Coronavirus – Mon Jun 29, 2020
A worker for Leicester City Council disinfects public toilets as the city may be the first UK location to be subjected to a local lockdown (Joe Giddens/PA)

The PM’s comments come after Leicester recorded 866 new cases of coronavirus in the last two weeks – leading to speculation over the weekend that the city would be locked down.

City mayor Sir Peter Soulsby told LBC he was “angry and frustrated” that a meeting with Government officials scheduled for 9am on Monday had been cancelled.

He said a document sent to him by the Government at around 1am had “very little substance” and only suggested that restrictions due to be lifted for the rest of the country on July 4 should remain in place for Leicester for an extra two weeks.

He said there was “incredible frustration” in getting figures out of the Government “after weeks of asking”, adding that some officials had visited Leicester, “talked to a few people” and had then “cobbled together” a report.

He also told BBC Radio 4’s Today programme of his anger, saying: “It was only last Thursday that we finally got some of the data we need but we’re still not getting all of it and it was only at 1.04am that the recommendations for Leicester arrived in my inbox.

“What they’re suggesting is not a return to lockdown, it seems that what they’re suggesting is that we continue the present level of restriction for a further two weeks beyond July 4.

“I’ve looked at this report and frankly it’s obviously been cobbled together very hastily.

“It’s superficial and its description of Leicester is inaccurate and certainly it does not provide us with the information we need if we are to remain restricted for two weeks longer than the rest of the country.”

Leicester public health director Ivan Browne was also critical about the level of information given to the city to tackle the outbreak.

He told the Today programme: “I don’t think at the moment we’re seeing a single cause or a single smoking gun on this, so we need really try to dig down and find out what is going on and it’s likely to be a combination of factors.

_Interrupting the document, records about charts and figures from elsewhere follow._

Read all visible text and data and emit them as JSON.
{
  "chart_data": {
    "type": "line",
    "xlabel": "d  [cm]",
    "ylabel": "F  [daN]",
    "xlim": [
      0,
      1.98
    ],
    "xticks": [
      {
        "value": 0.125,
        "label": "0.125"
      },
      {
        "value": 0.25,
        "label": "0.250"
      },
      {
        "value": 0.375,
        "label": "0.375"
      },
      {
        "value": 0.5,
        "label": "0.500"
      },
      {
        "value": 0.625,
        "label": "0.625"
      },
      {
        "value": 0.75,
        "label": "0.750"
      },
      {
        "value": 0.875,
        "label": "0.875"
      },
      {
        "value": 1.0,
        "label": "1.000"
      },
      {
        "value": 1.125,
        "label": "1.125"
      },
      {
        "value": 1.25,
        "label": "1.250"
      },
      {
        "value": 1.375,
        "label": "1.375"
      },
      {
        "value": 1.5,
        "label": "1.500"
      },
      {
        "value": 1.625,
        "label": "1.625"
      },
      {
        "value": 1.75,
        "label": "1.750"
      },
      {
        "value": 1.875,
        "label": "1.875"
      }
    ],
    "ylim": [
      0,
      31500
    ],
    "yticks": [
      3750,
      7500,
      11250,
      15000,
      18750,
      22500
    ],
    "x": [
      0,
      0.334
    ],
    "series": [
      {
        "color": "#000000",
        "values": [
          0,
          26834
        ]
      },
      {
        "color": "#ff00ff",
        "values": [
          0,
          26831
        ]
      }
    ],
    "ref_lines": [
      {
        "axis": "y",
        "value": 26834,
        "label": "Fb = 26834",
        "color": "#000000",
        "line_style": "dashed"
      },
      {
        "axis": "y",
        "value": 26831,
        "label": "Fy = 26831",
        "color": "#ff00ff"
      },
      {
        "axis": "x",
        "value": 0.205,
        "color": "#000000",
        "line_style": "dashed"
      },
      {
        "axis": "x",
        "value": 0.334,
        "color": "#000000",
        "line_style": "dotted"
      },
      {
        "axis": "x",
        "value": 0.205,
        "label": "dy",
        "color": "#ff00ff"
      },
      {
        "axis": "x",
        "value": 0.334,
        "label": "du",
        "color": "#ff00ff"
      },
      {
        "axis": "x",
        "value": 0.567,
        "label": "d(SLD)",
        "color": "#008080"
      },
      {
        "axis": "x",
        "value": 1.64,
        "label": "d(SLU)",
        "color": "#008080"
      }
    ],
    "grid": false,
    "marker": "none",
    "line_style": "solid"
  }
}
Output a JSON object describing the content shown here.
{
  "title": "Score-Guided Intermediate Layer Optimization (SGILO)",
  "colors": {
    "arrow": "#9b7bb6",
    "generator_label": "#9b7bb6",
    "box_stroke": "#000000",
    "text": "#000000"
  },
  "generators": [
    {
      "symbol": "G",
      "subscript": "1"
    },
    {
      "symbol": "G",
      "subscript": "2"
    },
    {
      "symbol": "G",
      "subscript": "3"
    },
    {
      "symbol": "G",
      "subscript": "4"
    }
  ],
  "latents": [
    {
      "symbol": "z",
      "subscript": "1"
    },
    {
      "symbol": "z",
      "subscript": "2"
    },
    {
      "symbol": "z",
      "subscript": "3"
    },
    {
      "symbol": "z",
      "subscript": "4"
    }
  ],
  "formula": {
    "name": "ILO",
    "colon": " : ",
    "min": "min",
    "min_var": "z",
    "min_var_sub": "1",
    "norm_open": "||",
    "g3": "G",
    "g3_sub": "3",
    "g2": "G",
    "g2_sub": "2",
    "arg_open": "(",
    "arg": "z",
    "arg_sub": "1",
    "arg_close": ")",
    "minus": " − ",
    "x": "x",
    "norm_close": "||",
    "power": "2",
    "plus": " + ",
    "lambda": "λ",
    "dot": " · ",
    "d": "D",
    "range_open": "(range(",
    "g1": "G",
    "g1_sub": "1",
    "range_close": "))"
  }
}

“Information has been challenging all the way through this.”

Labour MP for Leicester East, Claudia Webbe, said she believes a local lockdown is necessary for her constituency due to risk factors for coroanvirus including poverty and “significant levels of African and Asian minority ethnic communities”.

On Sunday, Home Secretary Priti Patel, in interviews with broadcasters, appeared to confirm Leicester would be locked down.

But Jonathan Ashworth, Labour’s shadow health secretary and Leicester South MP, said Ms Patel had “got slightly in a muddle” about a possible lockdown.

He said he had spoken to Health Secretary Matt Hancock, adding: “I don’t believe a local lockdown in Leicester is about to be proposed.”

It comes as restrictions are being eased elsewhere in the UK, with parks and shops with outdoor entrances able to reopen in Scotland, and schools in Wales welcoming more pupils.

The Welsh Government said schools will operate with staggered starts and breaks for “check-in, catch-up and prepare” sessions starting on Monday.